The war between antibiotics and the bacteria they kill is taking a turn for the worse, says Dr. Ligia Pic-Aluas of the Washington Hospital Center.
Dr. Pic-Aluas, an epidemiologist with the District hospital, echoes the concerns of some in her field that more bacteria are becoming resistant to our best medicines.
These “superbugs” won’t be fooled by the same old antibiotics, in part because for years doctors overprescribed existing antibiotics and, in turn, patients clamored for the drugs even when they weren’t needed.
The U.S. Food and Drug Administration reports that diseases such as gonorrhea, malaria, tuberculosis and childhood ear infections all are becoming harder to treat because of increasing levels of antibiotic resistance.
Doctors often are required to use a potent antibiotic to treat sick patients, when in the past, a mild medication would do. That threatens to make the stronger medication more open to resistance in the future, which one day could rob physicians of a vital weapon against disease.

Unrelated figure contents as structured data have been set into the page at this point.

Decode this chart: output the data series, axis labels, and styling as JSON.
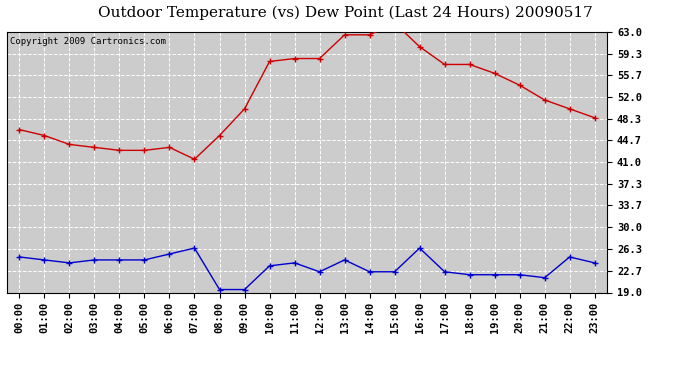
{
  "title": "Outdoor Temperature (vs) Dew Point (Last 24 Hours) 20090517",
  "copyright": "Copyright 2009 Cartronics.com",
  "hours": [
    "00:00",
    "01:00",
    "02:00",
    "03:00",
    "04:00",
    "05:00",
    "06:00",
    "07:00",
    "08:00",
    "09:00",
    "10:00",
    "11:00",
    "12:00",
    "13:00",
    "14:00",
    "15:00",
    "16:00",
    "17:00",
    "18:00",
    "19:00",
    "20:00",
    "21:00",
    "22:00",
    "23:00"
  ],
  "temp": [
    46.5,
    45.5,
    44.0,
    43.5,
    43.0,
    43.0,
    43.5,
    41.5,
    45.5,
    50.0,
    58.0,
    58.5,
    58.5,
    62.5,
    62.5,
    64.5,
    60.5,
    57.5,
    57.5,
    56.0,
    54.0,
    51.5,
    50.0,
    48.5
  ],
  "dew": [
    25.0,
    24.5,
    24.0,
    24.5,
    24.5,
    24.5,
    25.5,
    26.5,
    19.5,
    19.5,
    23.5,
    24.0,
    22.5,
    24.5,
    22.5,
    22.5,
    26.5,
    22.5,
    22.0,
    22.0,
    22.0,
    21.5,
    25.0,
    24.0
  ],
  "temp_color": "#cc0000",
  "dew_color": "#0000cc",
  "fig_bg_color": "#ffffff",
  "plot_bg": "#cccccc",
  "yticks": [
    19.0,
    22.7,
    26.3,
    30.0,
    33.7,
    37.3,
    41.0,
    44.7,
    48.3,
    52.0,
    55.7,
    59.3,
    63.0
  ],
  "ymin": 19.0,
  "ymax": 63.0,
  "grid_color": "#ffffff",
  "title_fontsize": 11,
  "axis_fontsize": 7.5,
  "copyright_fontsize": 6.5
}
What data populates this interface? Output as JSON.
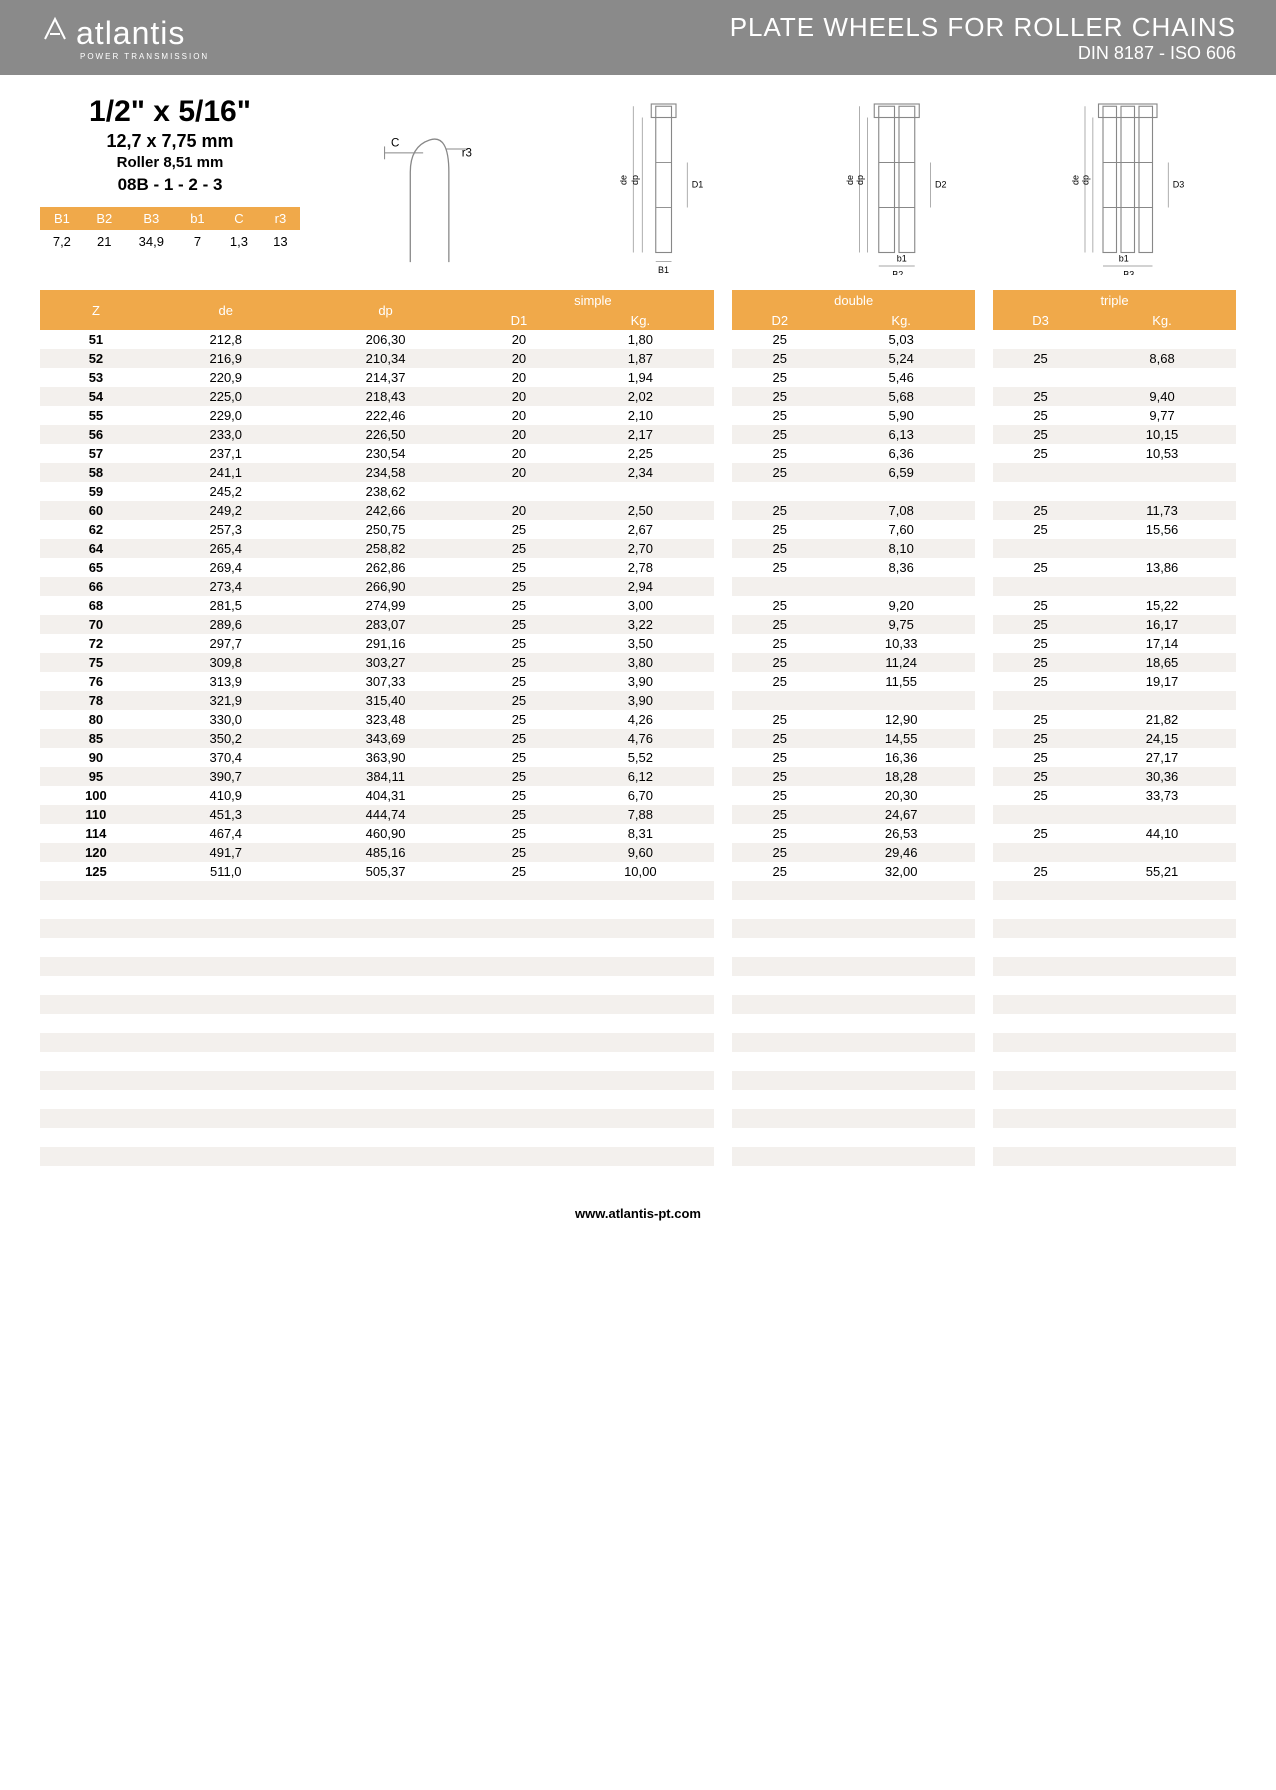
{
  "header": {
    "logo_icon": "⊰⊱",
    "logo_text": "atlantis",
    "logo_sub": "POWER TRANSMISSION",
    "title": "PLATE WHEELS FOR ROLLER CHAINS",
    "subtitle": "DIN 8187 - ISO 606"
  },
  "spec": {
    "title": "1/2\" x 5/16\"",
    "mm": "12,7 x 7,75 mm",
    "roller": "Roller 8,51 mm",
    "code": "08B - 1 - 2 - 3"
  },
  "small_table": {
    "headers": [
      "B1",
      "B2",
      "B3",
      "b1",
      "C",
      "r3"
    ],
    "row": [
      "7,2",
      "21",
      "34,9",
      "7",
      "1,3",
      "13"
    ]
  },
  "diagram_labels": {
    "c": "C",
    "r3": "r3",
    "de": "de",
    "dp": "dp",
    "d1": "D1",
    "d2": "D2",
    "d3": "D3",
    "b1_cap": "B1",
    "b1": "b1",
    "b2": "B2",
    "b3": "B3"
  },
  "colors": {
    "header_bg": "#8a8a8a",
    "accent": "#f0a94a",
    "row_alt": "#f3f0ed",
    "text": "#000000"
  },
  "main_table": {
    "group_headers": [
      "",
      "",
      "",
      "simple",
      "double",
      "triple"
    ],
    "sub_headers": [
      "Z",
      "de",
      "dp",
      "D1",
      "Kg.",
      "D2",
      "Kg.",
      "D3",
      "Kg."
    ],
    "rows": [
      {
        "z": "51",
        "de": "212,8",
        "dp": "206,30",
        "d1": "20",
        "kg1": "1,80",
        "d2": "25",
        "kg2": "5,03",
        "d3": "",
        "kg3": ""
      },
      {
        "z": "52",
        "de": "216,9",
        "dp": "210,34",
        "d1": "20",
        "kg1": "1,87",
        "d2": "25",
        "kg2": "5,24",
        "d3": "25",
        "kg3": "8,68"
      },
      {
        "z": "53",
        "de": "220,9",
        "dp": "214,37",
        "d1": "20",
        "kg1": "1,94",
        "d2": "25",
        "kg2": "5,46",
        "d3": "",
        "kg3": ""
      },
      {
        "z": "54",
        "de": "225,0",
        "dp": "218,43",
        "d1": "20",
        "kg1": "2,02",
        "d2": "25",
        "kg2": "5,68",
        "d3": "25",
        "kg3": "9,40"
      },
      {
        "z": "55",
        "de": "229,0",
        "dp": "222,46",
        "d1": "20",
        "kg1": "2,10",
        "d2": "25",
        "kg2": "5,90",
        "d3": "25",
        "kg3": "9,77"
      },
      {
        "z": "56",
        "de": "233,0",
        "dp": "226,50",
        "d1": "20",
        "kg1": "2,17",
        "d2": "25",
        "kg2": "6,13",
        "d3": "25",
        "kg3": "10,15"
      },
      {
        "z": "57",
        "de": "237,1",
        "dp": "230,54",
        "d1": "20",
        "kg1": "2,25",
        "d2": "25",
        "kg2": "6,36",
        "d3": "25",
        "kg3": "10,53"
      },
      {
        "z": "58",
        "de": "241,1",
        "dp": "234,58",
        "d1": "20",
        "kg1": "2,34",
        "d2": "25",
        "kg2": "6,59",
        "d3": "",
        "kg3": ""
      },
      {
        "z": "59",
        "de": "245,2",
        "dp": "238,62",
        "d1": "",
        "kg1": "",
        "d2": "",
        "kg2": "",
        "d3": "",
        "kg3": ""
      },
      {
        "z": "60",
        "de": "249,2",
        "dp": "242,66",
        "d1": "20",
        "kg1": "2,50",
        "d2": "25",
        "kg2": "7,08",
        "d3": "25",
        "kg3": "11,73"
      },
      {
        "z": "62",
        "de": "257,3",
        "dp": "250,75",
        "d1": "25",
        "kg1": "2,67",
        "d2": "25",
        "kg2": "7,60",
        "d3": "25",
        "kg3": "15,56"
      },
      {
        "z": "64",
        "de": "265,4",
        "dp": "258,82",
        "d1": "25",
        "kg1": "2,70",
        "d2": "25",
        "kg2": "8,10",
        "d3": "",
        "kg3": ""
      },
      {
        "z": "65",
        "de": "269,4",
        "dp": "262,86",
        "d1": "25",
        "kg1": "2,78",
        "d2": "25",
        "kg2": "8,36",
        "d3": "25",
        "kg3": "13,86"
      },
      {
        "z": "66",
        "de": "273,4",
        "dp": "266,90",
        "d1": "25",
        "kg1": "2,94",
        "d2": "",
        "kg2": "",
        "d3": "",
        "kg3": ""
      },
      {
        "z": "68",
        "de": "281,5",
        "dp": "274,99",
        "d1": "25",
        "kg1": "3,00",
        "d2": "25",
        "kg2": "9,20",
        "d3": "25",
        "kg3": "15,22"
      },
      {
        "z": "70",
        "de": "289,6",
        "dp": "283,07",
        "d1": "25",
        "kg1": "3,22",
        "d2": "25",
        "kg2": "9,75",
        "d3": "25",
        "kg3": "16,17"
      },
      {
        "z": "72",
        "de": "297,7",
        "dp": "291,16",
        "d1": "25",
        "kg1": "3,50",
        "d2": "25",
        "kg2": "10,33",
        "d3": "25",
        "kg3": "17,14"
      },
      {
        "z": "75",
        "de": "309,8",
        "dp": "303,27",
        "d1": "25",
        "kg1": "3,80",
        "d2": "25",
        "kg2": "11,24",
        "d3": "25",
        "kg3": "18,65"
      },
      {
        "z": "76",
        "de": "313,9",
        "dp": "307,33",
        "d1": "25",
        "kg1": "3,90",
        "d2": "25",
        "kg2": "11,55",
        "d3": "25",
        "kg3": "19,17"
      },
      {
        "z": "78",
        "de": "321,9",
        "dp": "315,40",
        "d1": "25",
        "kg1": "3,90",
        "d2": "",
        "kg2": "",
        "d3": "",
        "kg3": ""
      },
      {
        "z": "80",
        "de": "330,0",
        "dp": "323,48",
        "d1": "25",
        "kg1": "4,26",
        "d2": "25",
        "kg2": "12,90",
        "d3": "25",
        "kg3": "21,82"
      },
      {
        "z": "85",
        "de": "350,2",
        "dp": "343,69",
        "d1": "25",
        "kg1": "4,76",
        "d2": "25",
        "kg2": "14,55",
        "d3": "25",
        "kg3": "24,15"
      },
      {
        "z": "90",
        "de": "370,4",
        "dp": "363,90",
        "d1": "25",
        "kg1": "5,52",
        "d2": "25",
        "kg2": "16,36",
        "d3": "25",
        "kg3": "27,17"
      },
      {
        "z": "95",
        "de": "390,7",
        "dp": "384,11",
        "d1": "25",
        "kg1": "6,12",
        "d2": "25",
        "kg2": "18,28",
        "d3": "25",
        "kg3": "30,36"
      },
      {
        "z": "100",
        "de": "410,9",
        "dp": "404,31",
        "d1": "25",
        "kg1": "6,70",
        "d2": "25",
        "kg2": "20,30",
        "d3": "25",
        "kg3": "33,73"
      },
      {
        "z": "110",
        "de": "451,3",
        "dp": "444,74",
        "d1": "25",
        "kg1": "7,88",
        "d2": "25",
        "kg2": "24,67",
        "d3": "",
        "kg3": ""
      },
      {
        "z": "114",
        "de": "467,4",
        "dp": "460,90",
        "d1": "25",
        "kg1": "8,31",
        "d2": "25",
        "kg2": "26,53",
        "d3": "25",
        "kg3": "44,10"
      },
      {
        "z": "120",
        "de": "491,7",
        "dp": "485,16",
        "d1": "25",
        "kg1": "9,60",
        "d2": "25",
        "kg2": "29,46",
        "d3": "",
        "kg3": ""
      },
      {
        "z": "125",
        "de": "511,0",
        "dp": "505,37",
        "d1": "25",
        "kg1": "10,00",
        "d2": "25",
        "kg2": "32,00",
        "d3": "25",
        "kg3": "55,21"
      }
    ],
    "empty_rows": 15
  },
  "footer": "www.atlantis-pt.com"
}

Doctors already have changed some of their attitudes toward dispensing antibiotics, and patients, too, are beginning to use them more rationally. It still may take some time, however, before the war shifts back to favor science.
The more we use antibiotics, Dr. Pic-Aluas says, the more we “select out the organisms resistant to it. We’ve exacerbated the problem by using more and more antibiotics.”
Part of the problem is that in an increasingly mobile society, bacteria can travel from one coast to the other in the time it takes to fly cross-country.
“Once it shows up in one place, it takes no time for it to show up in another place,” she says.
Dr. Pic-Aluas says researchers once were able to create new antibiotic drugs to counter many resistant bacteria. Today, few new medicines are being counted on to stave off tomorrow’s bacteria. The process, alas, isn’t quick or inexpensive.
“Creating one takes 10 years to bring to the market,” she says. “The problem with antibiotics is they have a short life.”
Worse, she says, drug companies don’t have as much incentive to create them because they require plenty of funding and can be made obsolete, in some cases within a short time frame.
A bacteria like streptococcus, also known as strep, never became resistant to penicillin, the first antibiotic, she says. Staphylococcus, however, became resistant to it in a short period of time and then, one by one, it became resistant to other drugs, so it’s never certain when a bacteria strain will become resistant to a particular drug.
“There’s a lot of genetic change required [for bacteria] to become resistant,” she says.
Plus, a potentially helpful new drug may have side effects that make it impractical to administer.